A formação como ferramenta de acolhimento e integração

Inês Freire dos Santos/ January 24, 2022/

Inês Freire dos Santos[1]

Resumo

O Plano Nacional de Implementação do Pacto Global das Migrações, aprovado em 20 de agosto de 2019 definiu um conjunto de medidas para uma resposta nacional em matéria de migrações, nomeadamente, a publicação da Portaria n.º 183/2020, de 5 de agosto, que cria os cursos de Português Língua de Acolhimento.

A língua é uma das principais barreiras ao acolhimento e à integração de refugiados. A integração social e cultural requer o domínio de vários conhecimentos, não só linguísticos, mas atualmente, também digitais. Importa, desta forma, analisar a importância da formação para os refugiados em Portugal e a possível evolução destes programas. 

Palavras-chave: refugiados; formação; acolhimento; língua portuguesa; digitalização 


Introdução

A língua é, na maioria dos casos de requerentes de asilo ou refugiados, uma barreira à integração e ao acolhimento. As dificuldades podem revelar-se ao nível administrativo, na comunicação com os técnicos, na relação com as instituições e serviços, e inclusive na prestação de cuidados médicos. O ensino da língua portuguesa é a primeira barreira a superar, sendo uma ferramenta essencial. A primeira área de suporte através da formação deverá ser a língua. 
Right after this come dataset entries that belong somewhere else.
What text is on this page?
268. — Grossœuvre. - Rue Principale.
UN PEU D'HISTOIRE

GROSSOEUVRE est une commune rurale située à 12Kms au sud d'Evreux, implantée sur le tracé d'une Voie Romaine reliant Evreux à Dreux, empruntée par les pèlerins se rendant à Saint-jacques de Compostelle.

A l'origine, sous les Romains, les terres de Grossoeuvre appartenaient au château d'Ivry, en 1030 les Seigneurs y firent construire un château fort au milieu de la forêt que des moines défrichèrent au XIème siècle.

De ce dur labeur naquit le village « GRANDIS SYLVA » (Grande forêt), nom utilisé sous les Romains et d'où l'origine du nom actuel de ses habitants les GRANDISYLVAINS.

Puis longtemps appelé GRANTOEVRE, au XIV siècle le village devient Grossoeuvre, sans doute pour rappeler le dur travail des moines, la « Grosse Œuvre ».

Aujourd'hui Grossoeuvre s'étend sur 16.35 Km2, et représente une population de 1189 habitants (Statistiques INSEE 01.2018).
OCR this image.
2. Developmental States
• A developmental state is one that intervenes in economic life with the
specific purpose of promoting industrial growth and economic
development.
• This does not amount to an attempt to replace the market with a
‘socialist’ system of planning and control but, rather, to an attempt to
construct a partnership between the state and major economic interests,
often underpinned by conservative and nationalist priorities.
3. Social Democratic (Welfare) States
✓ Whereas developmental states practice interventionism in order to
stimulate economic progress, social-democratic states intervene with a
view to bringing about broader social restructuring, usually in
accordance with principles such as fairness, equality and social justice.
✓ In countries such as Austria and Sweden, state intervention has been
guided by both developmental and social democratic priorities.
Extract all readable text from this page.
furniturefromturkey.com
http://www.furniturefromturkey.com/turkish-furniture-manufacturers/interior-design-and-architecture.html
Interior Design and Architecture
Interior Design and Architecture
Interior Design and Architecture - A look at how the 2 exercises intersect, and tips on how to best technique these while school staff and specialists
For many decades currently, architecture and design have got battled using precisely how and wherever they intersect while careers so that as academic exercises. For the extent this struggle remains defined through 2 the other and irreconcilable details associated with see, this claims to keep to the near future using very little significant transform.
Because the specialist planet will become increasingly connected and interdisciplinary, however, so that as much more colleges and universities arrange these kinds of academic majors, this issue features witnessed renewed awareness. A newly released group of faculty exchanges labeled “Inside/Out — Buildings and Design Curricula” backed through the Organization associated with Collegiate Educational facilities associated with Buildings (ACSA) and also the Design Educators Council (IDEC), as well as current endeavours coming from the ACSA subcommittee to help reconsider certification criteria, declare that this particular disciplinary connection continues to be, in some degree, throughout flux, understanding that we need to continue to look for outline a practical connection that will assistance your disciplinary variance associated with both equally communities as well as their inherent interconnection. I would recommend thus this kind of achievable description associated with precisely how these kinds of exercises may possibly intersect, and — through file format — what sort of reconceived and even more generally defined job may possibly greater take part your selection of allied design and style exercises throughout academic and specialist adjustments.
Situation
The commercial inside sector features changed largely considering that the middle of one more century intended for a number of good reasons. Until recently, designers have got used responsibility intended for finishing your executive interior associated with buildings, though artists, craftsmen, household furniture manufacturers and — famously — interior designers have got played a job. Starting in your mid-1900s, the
O Instituto do Emprego e da Formação Profissional (doravante IEFP) disponibiliza cursos de Português Língua de Acolhimento[2], permitindo o desenvolvimento da capacidade de expressão e compreensão da língua, mas igualmente facilitando o processo de integração social, profissional e cívico. Estas formações podem representar uma primeira linha de formação, que possibilitará uma evolução formativa futura, ou o reconhecimento das habilitações adquiridas no estrangeiro. Adquirir a competência linguística possibilitará a procura ativa de emprego e uma maior integração social e cultural. Importa acompanhar a implementação destes programas, analisando o seu impacto atual, mas também uma possível evolução dos mesmos, possibilitando a criação de uma rede de suporte formativa cada vez mais diversificada e orientada para o acolhimento e integração. 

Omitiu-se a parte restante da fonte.